Anger at east Jerusalem settlements

Updated: 2007-12-20 07:22

Israel is looking into building 10,000 new homes for Jews in east Jerusalem, Israel's housing minister said yesterday, angering Palestinians who said the move threatened to hobble fledgling peace talks.

Palestinians want the eastern part of Jerusalem, which Israel captured from Jordan in 1967 and later annexed, for the capital of a future state, and are already furious over another Israeli plan announced earlier this month to add 300 homes in an existing Jewish neighborhood there.

The Housing Ministry has carried out a "preliminary check" into building a new Jewish neighborhood at Atarot, near the Palestinian neighborhood of Qalandia, Housing Minister Zeev Boim said yesterday.

The move was motivated by a housing crunch in Jewish neighborhoods, Boim said.
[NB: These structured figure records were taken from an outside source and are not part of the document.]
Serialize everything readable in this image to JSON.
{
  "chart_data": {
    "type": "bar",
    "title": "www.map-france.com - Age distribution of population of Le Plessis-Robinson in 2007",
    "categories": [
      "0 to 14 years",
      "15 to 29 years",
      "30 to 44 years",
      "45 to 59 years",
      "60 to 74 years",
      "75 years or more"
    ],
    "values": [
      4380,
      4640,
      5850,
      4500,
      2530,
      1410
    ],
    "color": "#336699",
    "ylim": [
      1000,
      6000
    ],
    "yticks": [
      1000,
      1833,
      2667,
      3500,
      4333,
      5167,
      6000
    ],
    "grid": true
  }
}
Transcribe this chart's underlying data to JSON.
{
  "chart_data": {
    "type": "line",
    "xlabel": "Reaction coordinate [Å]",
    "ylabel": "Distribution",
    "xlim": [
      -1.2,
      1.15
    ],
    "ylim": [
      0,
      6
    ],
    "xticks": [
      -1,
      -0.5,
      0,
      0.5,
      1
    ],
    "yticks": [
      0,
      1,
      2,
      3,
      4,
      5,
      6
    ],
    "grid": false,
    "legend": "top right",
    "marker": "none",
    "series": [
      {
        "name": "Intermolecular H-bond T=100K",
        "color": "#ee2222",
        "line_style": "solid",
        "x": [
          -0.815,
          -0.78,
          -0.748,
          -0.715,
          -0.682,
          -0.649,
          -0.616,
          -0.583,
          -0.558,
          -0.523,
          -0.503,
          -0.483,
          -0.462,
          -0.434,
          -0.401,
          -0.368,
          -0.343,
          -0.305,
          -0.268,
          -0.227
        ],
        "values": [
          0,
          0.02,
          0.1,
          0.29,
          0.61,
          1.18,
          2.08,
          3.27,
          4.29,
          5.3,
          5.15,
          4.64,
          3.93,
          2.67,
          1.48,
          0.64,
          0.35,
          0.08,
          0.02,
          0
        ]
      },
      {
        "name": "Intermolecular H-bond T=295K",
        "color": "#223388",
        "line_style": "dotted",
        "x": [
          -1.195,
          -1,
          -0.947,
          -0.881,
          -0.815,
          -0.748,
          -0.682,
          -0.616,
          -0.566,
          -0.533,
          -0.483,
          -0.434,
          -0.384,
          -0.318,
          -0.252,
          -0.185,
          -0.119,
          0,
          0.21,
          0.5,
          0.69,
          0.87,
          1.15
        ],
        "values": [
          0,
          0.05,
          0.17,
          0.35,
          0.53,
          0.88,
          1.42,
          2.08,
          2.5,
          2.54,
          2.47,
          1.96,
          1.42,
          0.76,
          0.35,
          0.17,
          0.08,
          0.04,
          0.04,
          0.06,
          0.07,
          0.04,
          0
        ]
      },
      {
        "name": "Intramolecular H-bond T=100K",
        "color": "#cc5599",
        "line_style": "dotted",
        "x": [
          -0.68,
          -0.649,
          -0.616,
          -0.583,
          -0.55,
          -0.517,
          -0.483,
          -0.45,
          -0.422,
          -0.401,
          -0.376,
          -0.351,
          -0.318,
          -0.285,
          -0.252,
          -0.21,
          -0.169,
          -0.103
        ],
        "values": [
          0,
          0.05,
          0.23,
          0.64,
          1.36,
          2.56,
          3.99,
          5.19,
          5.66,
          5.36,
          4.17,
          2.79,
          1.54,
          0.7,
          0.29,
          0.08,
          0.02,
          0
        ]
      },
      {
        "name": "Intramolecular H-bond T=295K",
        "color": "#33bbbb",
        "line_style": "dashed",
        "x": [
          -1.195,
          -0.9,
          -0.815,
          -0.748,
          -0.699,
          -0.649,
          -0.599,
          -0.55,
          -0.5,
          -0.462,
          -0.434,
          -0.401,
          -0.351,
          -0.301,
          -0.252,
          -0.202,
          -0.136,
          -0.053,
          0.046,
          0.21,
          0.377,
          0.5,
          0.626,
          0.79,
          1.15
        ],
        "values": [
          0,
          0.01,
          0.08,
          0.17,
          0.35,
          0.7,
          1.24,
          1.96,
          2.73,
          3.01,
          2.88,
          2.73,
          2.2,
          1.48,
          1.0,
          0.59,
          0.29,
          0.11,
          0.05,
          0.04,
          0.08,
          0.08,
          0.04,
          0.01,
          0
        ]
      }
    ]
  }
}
A plan to build thousands of homes on parkland in west Jerusalem, inside Israel, was torpedoed recently by environmental groups, and Boim said that left Israel no choice but to build in east Jerusalem.

Even if the planning process moves past the preliminary stage, it will take years for construction to begin. But Palestinians immediately criticized the move, saying it compromised the peace talks that officially got under way last week after seven years of violence.

"Why would they destroy the prospect for peace with such activities?" said Palestinian negotiator Saeb Erekat.